Does the agent merge its own PRs?+
No. Every PR goes through human review before merge. The agent's job is to bring the fix to the point where an engineer can review it in 5 minutes instead of writing it from scratch in a day. The human is always in the loop.
How does it locate the broken code?+
Three signals: the Sentry stack trace, the code path associated with the affected feature in the repo, and a reproduction run of the bug against the test suite. The agent combines these to point at the specific file and line range, then proposes a fix constrained to the smallest diff that passes the regression test.
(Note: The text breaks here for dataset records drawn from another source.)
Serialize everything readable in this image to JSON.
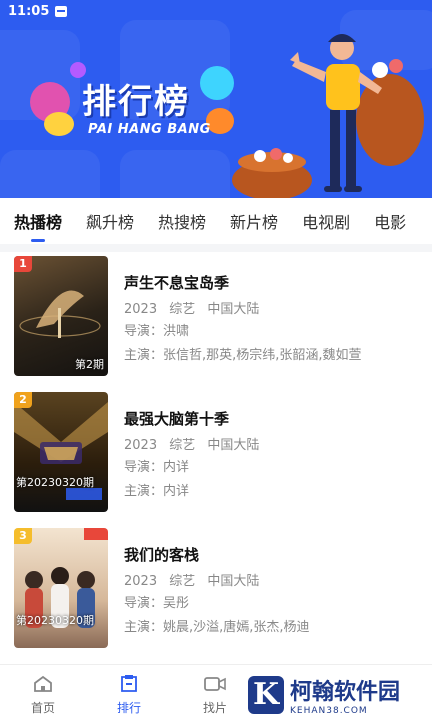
{
  "status_bar": {
    "time": "11:05"
  },
  "banner": {
    "title": "排行榜",
    "subtitle": "PAI HANG BANG",
    "background_color": "#2d5cf0"
  },
  "tabs": [
    {
      "label": "热播榜",
      "active": true
    },
    {
      "label": "飙升榜",
      "active": false
    },
    {
      "label": "热搜榜",
      "active": false
    },
    {
      "label": "新片榜",
      "active": false
    },
    {
      "label": "电视剧",
      "active": false
    },
    {
      "label": "电影",
      "active": false
    }
  ],
  "items": [
    {
      "rank": "1",
      "rank_color": "#e8473a",
      "episode": "第2期",
      "title": "声生不息宝岛季",
      "year": "2023",
      "genre": "综艺",
      "region": "中国大陆",
      "director_label": "导演：",
      "director": "洪啸",
      "cast_label": "主演：",
      "cast": "张信哲,那英,杨宗纬,张韶涵,魏如萱"
    },
    {
      "rank": "2",
      "rank_color": "#f0a21c",
      "episode": "第20230320期",
      "title": "最强大脑第十季",
      "year": "2023",
      "genre": "综艺",
      "region": "中国大陆",
      "director_label": "导演：",
      "director": "内详",
      "cast_label": "主演：",
      "cast": "内详"
    },
    {
      "rank": "3",
      "rank_color": "#f5bd2c",
      "episode": "第20230320期",
      "title": "我们的客栈",
      "year": "2023",
      "genre": "综艺",
      "region": "中国大陆",
      "director_label": "导演：",
      "director": "吴彤",
      "cast_label": "主演：",
      "cast": "姚晨,沙溢,唐嫣,张杰,杨迪"
    }
  ],
  "bottom_nav": [
    {
      "label": "首页",
      "icon": "home-icon",
      "active": false
    },
    {
      "label": "排行",
      "icon": "ranking-icon",
      "active": true
    },
    {
      "label": "找片",
      "icon": "video-icon",
      "active": false
    }
  ],
  "watermark": {
    "logo_letter": "K",
    "main": "柯翰软件园",
    "sub": "KEHAN38.COM"
  },
  "accent_color": "#2d5cf0"
}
What data sources does it need?+
Zendesk for tickets, Sentry for error traces, GitHub for the codebase and PR opening, Claude Code for the diff generation, Linear for ticket filing, and Notion for runbook updates. MCP handles the integrations.
What kinds of bugs can it fix?+
Deterministic bugs with a clear reproduction path: off-by-one errors, null-checks, timeout fixes, typo-in-string-literal issues, misuse of APIs with known correct patterns. It struggles with bugs that require architectural judgment or that depend on context outside the repository. For those, the agent files the ticket and summarizes what it tried, but does not open a PR.
What's the success rate of the opened PRs?+
About 75% merge within 48 hours with only minor edits. About 15% need a rewrite by the engineer on-call. About 10% are rejected because the agent misdiagnosed the root cause. Even the rejected ones save time by ruling out a hypothesis fast.